北朝鮮の国家非常防疫司令部は、最近次のような内容の報告書をまとめた。

江原道(カンウォンド)金剛(クムガン)郡に駐屯する朝鮮人民軍(北朝鮮軍)第1軍団第2師団の軍人の子どもが、伊布里(イポリ)で、南朝鮮(韓国)の敵地物資(ビラ)を拾い、それを頻繁に自宅に出入りしていた下戦士(二等兵)に渡したが、それに接触した軍官(将校)が首都・平壌に出張したことが、新型コロナウイルス拡散の根源となった。

韓国の脱北者団体「自由北韓運動連合」は、先月と今月に合計で3回、マスク、医薬品、ビラなどを入れた大型の風船を北朝鮮に向けて飛ばしたと明らかにしている。

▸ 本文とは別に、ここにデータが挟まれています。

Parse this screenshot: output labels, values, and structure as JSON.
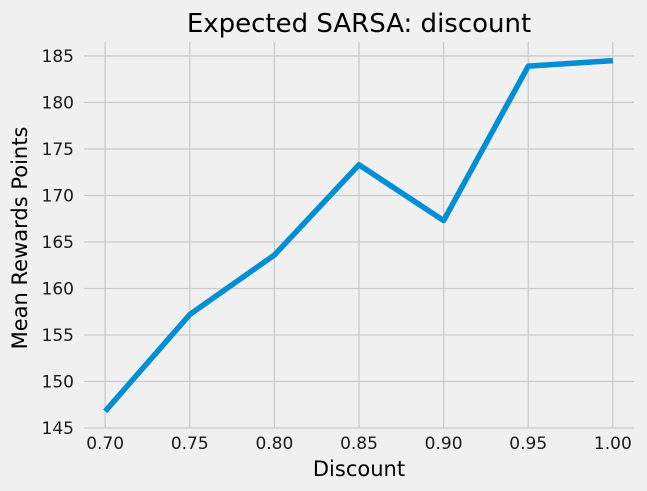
{
  "chart_data": {
    "type": "line",
    "title": "Expected SARSA: discount",
    "xlabel": "Discount",
    "ylabel": "Mean Rewards Points",
    "x": [
      0.7,
      0.75,
      0.8,
      0.85,
      0.9,
      0.95,
      1.0
    ],
    "series": [
      {
        "values": [
          146.8,
          157.2,
          163.6,
          173.3,
          167.3,
          183.9,
          184.5
        ],
        "color": "#008fd5"
      }
    ],
    "x_ticks": [
      "0.70",
      "0.75",
      "0.80",
      "0.85",
      "0.90",
      "0.95",
      "1.00"
    ],
    "y_ticks": [
      "145",
      "150",
      "155",
      "160",
      "165",
      "170",
      "175",
      "180",
      "185"
    ],
    "xlim": [
      0.6875,
      1.0125
    ],
    "ylim": [
      145,
      186.5
    ],
    "grid": true,
    "background": "#f0f0f0"
  }
}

コロナの根源云々は荒唐無稽な話だが、南北を分断する軍事境界線に接する金剛郡まで、風船が飛んでいったのは、充分ありえる話だろう。

この一件が、第2師団の将兵とその家族に、コロナ以上の恐怖となって立ち現れた。詳細を、デイリーNKの朝鮮人民軍内部の情報筋が伝えた。

報告を受けた国家非常防疫司令部は、最前線の地域の軍人家族の思想的緩みが危険な結果をもたらした、看過できないとして、軍人家族の指導を担当する部隊の家族指導課に対する全面的な検閲(監察)を行うべきだと定義書を出した。

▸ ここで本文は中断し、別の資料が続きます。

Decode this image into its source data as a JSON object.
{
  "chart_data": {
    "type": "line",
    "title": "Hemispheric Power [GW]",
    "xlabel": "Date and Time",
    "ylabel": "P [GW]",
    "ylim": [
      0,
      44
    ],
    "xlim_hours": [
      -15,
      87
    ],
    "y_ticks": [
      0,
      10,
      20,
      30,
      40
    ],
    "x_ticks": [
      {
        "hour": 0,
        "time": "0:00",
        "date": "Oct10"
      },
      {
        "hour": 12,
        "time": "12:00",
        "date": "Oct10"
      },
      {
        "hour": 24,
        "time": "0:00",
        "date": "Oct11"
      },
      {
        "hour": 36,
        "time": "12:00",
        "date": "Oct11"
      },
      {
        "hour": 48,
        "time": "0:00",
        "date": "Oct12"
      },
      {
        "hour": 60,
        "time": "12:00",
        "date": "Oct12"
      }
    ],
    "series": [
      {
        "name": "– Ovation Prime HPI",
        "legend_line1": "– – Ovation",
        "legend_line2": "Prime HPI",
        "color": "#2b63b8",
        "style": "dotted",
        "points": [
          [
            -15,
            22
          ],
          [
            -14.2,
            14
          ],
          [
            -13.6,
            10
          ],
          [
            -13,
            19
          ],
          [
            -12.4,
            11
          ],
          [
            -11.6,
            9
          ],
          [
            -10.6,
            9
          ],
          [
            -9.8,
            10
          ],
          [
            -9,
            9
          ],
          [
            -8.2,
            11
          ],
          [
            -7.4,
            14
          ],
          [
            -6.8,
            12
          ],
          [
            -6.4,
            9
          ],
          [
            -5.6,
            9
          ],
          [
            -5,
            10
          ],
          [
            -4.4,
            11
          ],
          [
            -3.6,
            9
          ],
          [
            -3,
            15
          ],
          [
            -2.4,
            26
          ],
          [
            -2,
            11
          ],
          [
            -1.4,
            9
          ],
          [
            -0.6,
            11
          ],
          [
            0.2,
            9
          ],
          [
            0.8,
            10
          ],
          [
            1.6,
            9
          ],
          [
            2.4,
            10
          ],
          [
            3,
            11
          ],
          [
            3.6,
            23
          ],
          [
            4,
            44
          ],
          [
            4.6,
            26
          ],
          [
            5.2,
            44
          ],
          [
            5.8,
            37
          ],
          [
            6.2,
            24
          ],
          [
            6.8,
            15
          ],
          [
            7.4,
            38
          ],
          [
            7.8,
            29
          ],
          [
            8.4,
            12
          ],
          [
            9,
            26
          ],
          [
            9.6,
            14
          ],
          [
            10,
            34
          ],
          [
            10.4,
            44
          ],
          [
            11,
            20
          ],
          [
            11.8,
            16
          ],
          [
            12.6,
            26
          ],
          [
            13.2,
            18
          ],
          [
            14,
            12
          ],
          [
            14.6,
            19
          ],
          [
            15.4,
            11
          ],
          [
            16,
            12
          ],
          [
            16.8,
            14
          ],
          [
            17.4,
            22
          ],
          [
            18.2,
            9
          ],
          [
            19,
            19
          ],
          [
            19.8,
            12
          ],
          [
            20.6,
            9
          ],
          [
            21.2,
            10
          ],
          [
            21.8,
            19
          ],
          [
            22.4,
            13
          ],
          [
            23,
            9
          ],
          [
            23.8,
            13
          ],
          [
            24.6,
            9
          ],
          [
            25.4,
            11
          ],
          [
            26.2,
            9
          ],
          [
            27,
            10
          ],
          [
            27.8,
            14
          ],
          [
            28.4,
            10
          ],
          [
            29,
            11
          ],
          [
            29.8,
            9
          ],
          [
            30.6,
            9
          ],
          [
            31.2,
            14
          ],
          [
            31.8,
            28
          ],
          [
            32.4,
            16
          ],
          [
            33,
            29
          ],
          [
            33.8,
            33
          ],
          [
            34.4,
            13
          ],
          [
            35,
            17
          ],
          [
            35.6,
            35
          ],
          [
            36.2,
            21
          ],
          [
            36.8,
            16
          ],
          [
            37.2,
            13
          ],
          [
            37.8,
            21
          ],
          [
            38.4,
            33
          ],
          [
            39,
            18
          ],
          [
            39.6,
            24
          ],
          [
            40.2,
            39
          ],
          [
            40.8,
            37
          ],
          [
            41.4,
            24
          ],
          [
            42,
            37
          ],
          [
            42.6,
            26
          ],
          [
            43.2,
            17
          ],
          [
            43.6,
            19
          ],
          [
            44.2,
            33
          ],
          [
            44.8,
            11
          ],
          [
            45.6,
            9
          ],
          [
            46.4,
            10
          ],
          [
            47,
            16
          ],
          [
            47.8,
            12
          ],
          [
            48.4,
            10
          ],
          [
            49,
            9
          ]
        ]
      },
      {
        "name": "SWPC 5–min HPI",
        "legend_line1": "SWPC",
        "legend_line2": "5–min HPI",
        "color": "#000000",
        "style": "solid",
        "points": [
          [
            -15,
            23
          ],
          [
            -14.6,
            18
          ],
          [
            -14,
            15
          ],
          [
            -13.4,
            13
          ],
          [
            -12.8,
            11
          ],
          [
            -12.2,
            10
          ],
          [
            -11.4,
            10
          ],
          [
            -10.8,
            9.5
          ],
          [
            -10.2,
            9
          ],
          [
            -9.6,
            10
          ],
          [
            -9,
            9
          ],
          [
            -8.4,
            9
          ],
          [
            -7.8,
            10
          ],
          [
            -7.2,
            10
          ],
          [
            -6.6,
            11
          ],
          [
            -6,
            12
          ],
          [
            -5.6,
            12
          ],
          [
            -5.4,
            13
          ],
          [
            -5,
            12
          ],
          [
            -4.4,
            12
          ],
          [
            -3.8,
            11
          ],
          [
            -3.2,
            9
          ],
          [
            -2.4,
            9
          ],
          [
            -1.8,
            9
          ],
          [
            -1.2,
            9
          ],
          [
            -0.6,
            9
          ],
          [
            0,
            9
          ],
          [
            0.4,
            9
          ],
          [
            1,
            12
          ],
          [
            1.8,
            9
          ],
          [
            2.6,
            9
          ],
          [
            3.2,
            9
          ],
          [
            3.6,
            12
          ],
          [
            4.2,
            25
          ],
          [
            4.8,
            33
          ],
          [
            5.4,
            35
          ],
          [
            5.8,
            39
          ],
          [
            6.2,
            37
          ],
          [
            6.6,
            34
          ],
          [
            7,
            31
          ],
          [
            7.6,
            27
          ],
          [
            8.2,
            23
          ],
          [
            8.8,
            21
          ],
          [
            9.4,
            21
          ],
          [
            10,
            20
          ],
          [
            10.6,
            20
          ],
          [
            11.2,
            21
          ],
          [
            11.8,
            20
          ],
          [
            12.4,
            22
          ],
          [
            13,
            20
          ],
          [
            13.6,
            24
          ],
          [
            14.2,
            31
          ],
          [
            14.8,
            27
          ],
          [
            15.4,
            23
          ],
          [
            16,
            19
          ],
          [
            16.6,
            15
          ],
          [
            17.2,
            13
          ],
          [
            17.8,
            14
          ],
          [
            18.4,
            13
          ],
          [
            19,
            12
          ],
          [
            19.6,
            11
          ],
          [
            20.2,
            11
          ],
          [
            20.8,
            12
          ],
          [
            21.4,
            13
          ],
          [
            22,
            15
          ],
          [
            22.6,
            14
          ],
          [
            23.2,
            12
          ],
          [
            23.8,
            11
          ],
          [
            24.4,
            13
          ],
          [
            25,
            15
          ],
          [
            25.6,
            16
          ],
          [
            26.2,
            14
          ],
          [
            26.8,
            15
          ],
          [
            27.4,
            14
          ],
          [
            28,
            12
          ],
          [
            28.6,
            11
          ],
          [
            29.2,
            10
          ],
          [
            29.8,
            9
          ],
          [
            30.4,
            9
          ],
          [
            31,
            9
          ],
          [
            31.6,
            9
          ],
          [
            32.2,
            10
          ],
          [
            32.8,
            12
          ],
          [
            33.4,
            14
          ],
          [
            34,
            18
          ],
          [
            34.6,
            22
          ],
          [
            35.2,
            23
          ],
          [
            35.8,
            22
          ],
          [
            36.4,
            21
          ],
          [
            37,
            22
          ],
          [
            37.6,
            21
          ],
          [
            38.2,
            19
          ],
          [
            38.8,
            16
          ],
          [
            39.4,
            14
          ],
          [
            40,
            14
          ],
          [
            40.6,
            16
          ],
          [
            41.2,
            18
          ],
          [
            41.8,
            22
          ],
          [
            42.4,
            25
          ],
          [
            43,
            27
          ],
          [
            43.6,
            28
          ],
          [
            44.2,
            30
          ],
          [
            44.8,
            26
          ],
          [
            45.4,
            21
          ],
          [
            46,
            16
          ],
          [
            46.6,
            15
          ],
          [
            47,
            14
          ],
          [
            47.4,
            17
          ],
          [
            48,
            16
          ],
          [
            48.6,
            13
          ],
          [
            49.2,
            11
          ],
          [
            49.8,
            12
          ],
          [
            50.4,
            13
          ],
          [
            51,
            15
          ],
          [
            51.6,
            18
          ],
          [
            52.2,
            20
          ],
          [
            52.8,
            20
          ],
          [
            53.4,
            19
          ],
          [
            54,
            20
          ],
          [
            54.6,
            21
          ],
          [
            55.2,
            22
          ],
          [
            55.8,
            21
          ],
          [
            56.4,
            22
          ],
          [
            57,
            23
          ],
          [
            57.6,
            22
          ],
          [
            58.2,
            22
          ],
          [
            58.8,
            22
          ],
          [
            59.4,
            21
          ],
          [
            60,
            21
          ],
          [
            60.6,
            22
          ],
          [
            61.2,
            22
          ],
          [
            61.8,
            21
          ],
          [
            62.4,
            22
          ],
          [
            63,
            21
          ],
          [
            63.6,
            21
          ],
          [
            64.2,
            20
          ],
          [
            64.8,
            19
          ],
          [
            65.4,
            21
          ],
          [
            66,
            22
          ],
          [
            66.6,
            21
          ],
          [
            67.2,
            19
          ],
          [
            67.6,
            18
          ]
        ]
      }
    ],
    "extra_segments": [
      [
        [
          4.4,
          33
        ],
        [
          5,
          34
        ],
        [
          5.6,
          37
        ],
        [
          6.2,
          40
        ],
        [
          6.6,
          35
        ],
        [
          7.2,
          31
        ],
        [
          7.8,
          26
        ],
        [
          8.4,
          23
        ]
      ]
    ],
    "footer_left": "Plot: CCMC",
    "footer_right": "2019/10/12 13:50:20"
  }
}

武力総司令官である金正恩総書記は、定義書を批准、「最前沿(最前線)部隊の政治部家族指導課に対する集中指導事業を実施せよ」との命令を下した。さらには、韓国から飛んできたビラを適時に通報せず、大したことではないと考える態度と精神状態がもたらした、これを座視してはならない、という金正恩氏の「心配のお言葉」が下される事態となった。

これに伴い、朝鮮人民軍総政治局は、組織部、宣伝部、青年事業部、総務部、党生活指導課など政治部内の主要部署から派遣された人員と共に、11日から、最前線の陸軍の軍団、海軍、空軍の戦隊の隷下にある部隊の政治部家族指導課に対する集中検閲を始めた。

また、最前線の陸海空軍の部隊の政治部長がこの事案に全責任があるとして、家族指導課長と共に検閲の対象となっている。中でも、「事件」の発端となった第1軍団第2師団に対しては、家族指導課の敵地物資通報体系、非常防疫期間の実務的政治事業の進み具合などについて監査を受け、その結果は金正恩氏に報告されることになっている。

敵地物資を拾った子どもとその家族は、忽然と姿を消したとの噂でもちきりとなっている。また、家族指導課長の解任、撤職(更迭)は避けられないだろうとも噂されている。

他の最前線部隊に対する検閲も、今月末までに同時に行われており、事件のとばっちりを受けた形だ。